The US Treasury Department announces new sanctions on average every few days. Most of these are sanctions are on individual Iranian citizens and businesses or state agencies. In many cases there are sanctions imposed for, say, terrorism on persons already sanctioned for, say, nuclear activity. The new sanctions impose no new restrictions, however, merely duplicating the restrictions already imposed.
While the Islamic Republic has complained bitterly about the sanctions imposed some weeks ago on the Central Bank, Nephew said he didn’t see how the new sanctions would constrict trade any more than those sanctions already imposed on the Central Bank.
He said sanctions recently imposed on the Islamic Republic of Iran Shipping Line (IRISL) would, however, cause some pain for the shipper because the old sanctions did not preclude foreign business with IRISL while the new ones do.
But Iran has complained bitterly about the IRISL sanctions because the new sanctions bar IRISL from carrying medicines and foodstuffs. Nephew, however, said that didn’t mean anything in reality because there are other shippers perfectly able to carry such goods.
Nephew is now a fellow at the Center on Global Policy at Columbia University in New York City.
He was asked about the new sanctions on Iran’s Central Bank, which the media in the Islamic Republic have complained about very loudly as very damaging.

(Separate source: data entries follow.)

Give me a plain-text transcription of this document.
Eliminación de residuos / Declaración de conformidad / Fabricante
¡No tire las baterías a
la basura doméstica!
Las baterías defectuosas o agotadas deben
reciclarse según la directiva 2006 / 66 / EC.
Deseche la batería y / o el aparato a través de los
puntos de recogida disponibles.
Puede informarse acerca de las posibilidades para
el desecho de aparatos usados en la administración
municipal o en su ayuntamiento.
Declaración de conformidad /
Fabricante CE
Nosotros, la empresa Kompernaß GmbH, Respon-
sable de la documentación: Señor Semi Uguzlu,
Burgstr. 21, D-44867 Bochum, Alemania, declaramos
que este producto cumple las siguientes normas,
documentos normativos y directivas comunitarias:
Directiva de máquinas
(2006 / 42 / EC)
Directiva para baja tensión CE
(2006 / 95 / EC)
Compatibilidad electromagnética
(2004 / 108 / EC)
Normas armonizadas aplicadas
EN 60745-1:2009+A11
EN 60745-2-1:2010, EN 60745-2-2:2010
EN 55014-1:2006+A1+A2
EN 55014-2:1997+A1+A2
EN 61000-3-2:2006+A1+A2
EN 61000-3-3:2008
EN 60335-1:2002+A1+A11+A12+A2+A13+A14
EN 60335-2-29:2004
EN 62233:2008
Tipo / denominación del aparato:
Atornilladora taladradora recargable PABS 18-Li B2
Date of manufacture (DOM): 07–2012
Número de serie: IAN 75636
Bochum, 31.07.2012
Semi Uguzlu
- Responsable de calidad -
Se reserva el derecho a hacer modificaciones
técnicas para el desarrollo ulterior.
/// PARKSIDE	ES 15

Nephew said:
“I do not believe that this decision has made any real difference in Iranian trade, though this is because the existing sanctions were already sufficiently severe as to preclude much of it. This is a difficulty that the United States will soon have, as there are few ‘new’ sectors, entities or individuals to sanction that have not already been sanctioned or affected by other measures already in place.”
He was then asked about the sanctions on IRISL, and responded:
“This measure will potentially have a meaningful effect. Previously, IRISL was sanctioned but only as an element of the Iranian government. The sanctions did not preclude foreign business with IRISL. Now, the sanctions will create real costs for foreign entities or individuals who do business with it, essentially recreating the situation that existed for IRISL prior to the JCPOA.”
As for the bar on the ships carrying food and medicines, he said, “Ultimately, I suspect that this measure will have less impact on Iranian humanitarian trade than could be anticipated, simply because there are other cargo carriers that will be prepared to operate in and with Iran. But, there are many fewer of them today than in the past.
“To address the immediate humanitarian risks, the United States has permitted transactions to ‘wind down’ with IRISL for six months. This is an unusual situation and reflects a sense in the US government that taking precipitous action here could be damaging, if not to humanitarian trade than to the narrative that the United States is not trying to deny such trade.”